Data Rich, Decision Poor
By Lissette Read, Former Educator & Curriculum Specialist
Throughout my twenty-five years as an educator in one of the largest and most diverse school districts in the U.S., I was afforded ample opportunities to observe and reflect upon a wide array of instructional practices. Often, these observational sessions were followed by collaborative conversations, which included data analysis and structured feedback for teachers and school site administrators alike.
Data Rich, Decision Poor
It became very evident to me that teachers, as well as school site administrators, were amassing a significant pool of student performance data without a plan for how to effectively utilize the data to inform and differentiate instruction. This practice of administering assessments for the sake of “administering assessments” resulted in a “Data Rich, Decision Poor” situation that came at a very high price — the loss of crucial instructional time devoid of any return on investment.

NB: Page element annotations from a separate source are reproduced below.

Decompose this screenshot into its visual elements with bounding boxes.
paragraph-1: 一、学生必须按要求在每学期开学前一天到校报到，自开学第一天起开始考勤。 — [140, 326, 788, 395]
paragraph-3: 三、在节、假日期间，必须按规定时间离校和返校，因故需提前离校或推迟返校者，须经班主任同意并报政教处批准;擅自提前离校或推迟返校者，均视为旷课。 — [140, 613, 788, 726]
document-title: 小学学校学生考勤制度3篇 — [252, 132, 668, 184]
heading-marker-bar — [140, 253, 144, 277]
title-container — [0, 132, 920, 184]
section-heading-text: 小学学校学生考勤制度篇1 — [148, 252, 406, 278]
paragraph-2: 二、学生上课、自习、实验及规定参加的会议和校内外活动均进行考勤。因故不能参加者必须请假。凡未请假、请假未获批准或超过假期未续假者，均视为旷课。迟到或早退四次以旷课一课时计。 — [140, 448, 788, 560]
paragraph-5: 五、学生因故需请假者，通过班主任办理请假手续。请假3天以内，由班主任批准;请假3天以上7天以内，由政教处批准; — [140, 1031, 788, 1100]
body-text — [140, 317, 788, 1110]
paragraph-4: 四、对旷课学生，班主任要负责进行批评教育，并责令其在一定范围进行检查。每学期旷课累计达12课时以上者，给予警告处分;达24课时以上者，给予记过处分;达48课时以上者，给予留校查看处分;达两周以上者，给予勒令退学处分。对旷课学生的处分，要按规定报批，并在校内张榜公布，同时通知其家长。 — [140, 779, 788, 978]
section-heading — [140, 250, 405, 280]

Gaining an understanding of the purpose of each of these assessments was one of the most effective ways of streamlining assessments, and, in turn, yielding student data that would effectively inform instruction to meet the needs of all learners.
But where do we begin?
We begin with a Broad Screener, which provides baseline data to facilitate insights about which students are on track to master on-grade skills, which students need additional support, and which students require the administering of additional diagnostic assessments to determine instructional gaps.
What comes next?
Placement and diagnostic assessments pinpoint instructional gaps that prevent students from gathering meaning from text. For districts concerned with the Science of Reading, these assessments are particularly important, because they pinpoint which thread of Scarborough’s Reading Rope needs to be intentionally activated.
How do we keep the pulse on instruction?
We use real-time data from ongoing progress monitoring, as well as formative assessments ingrained in daily instruction. Real-time data allows us to pivot our instruction to ensure we can provide intervention and extension opportunities when needed.
What is the final step?
We can determine students’ trajectory toward mastering on-grade-level skills through benchmark assessments. These benchmark assessments mirror how students will ultimately demonstrate mastery of skills.
At each point of this targeted assessment cycle, the use of data to identify students that would benefit from intervention and extension opportunities ensures all individuals receive the instruction they need when they need it.
I have learned many lessons throughout my career and the result of those experiences has led me to develop a philosophy of education that continues to be my guiding principle: I believe ALL students can learn and it is up to us as educators to facilitate the right instruction at the right time by utilizing student data effectively to ensure all students reach their full potential.
Mrs. Read is a graduate of Nova Southeastern University in South Florida; in 2004 she completed a master’s degree in educational leadership with a concentration in Curriculum and Instruction. Mrs. Read has 25 years of experience in the field, serving as a teacher, literacy coach and district curriculum and instruction supervisor with Miami Dade County Public Schools (MDCPS), prior to joining McGraw Hill as a curriculum specialist.
During her time with MDCPS she implemented and supervised research-based programs for the district as well as provided support to the most deficient schools in the district. At these schools, she worked alongside teachers and administrators within a very culturally diverse and low socio-economic demographic. Her strategic, in-depth support included the implementation of research/evidence-based instructional practices for second language learners and the district’s most academically fragile students. This support included providing structured feedback facilitated by data analysis sessions with teachers and school site administrators.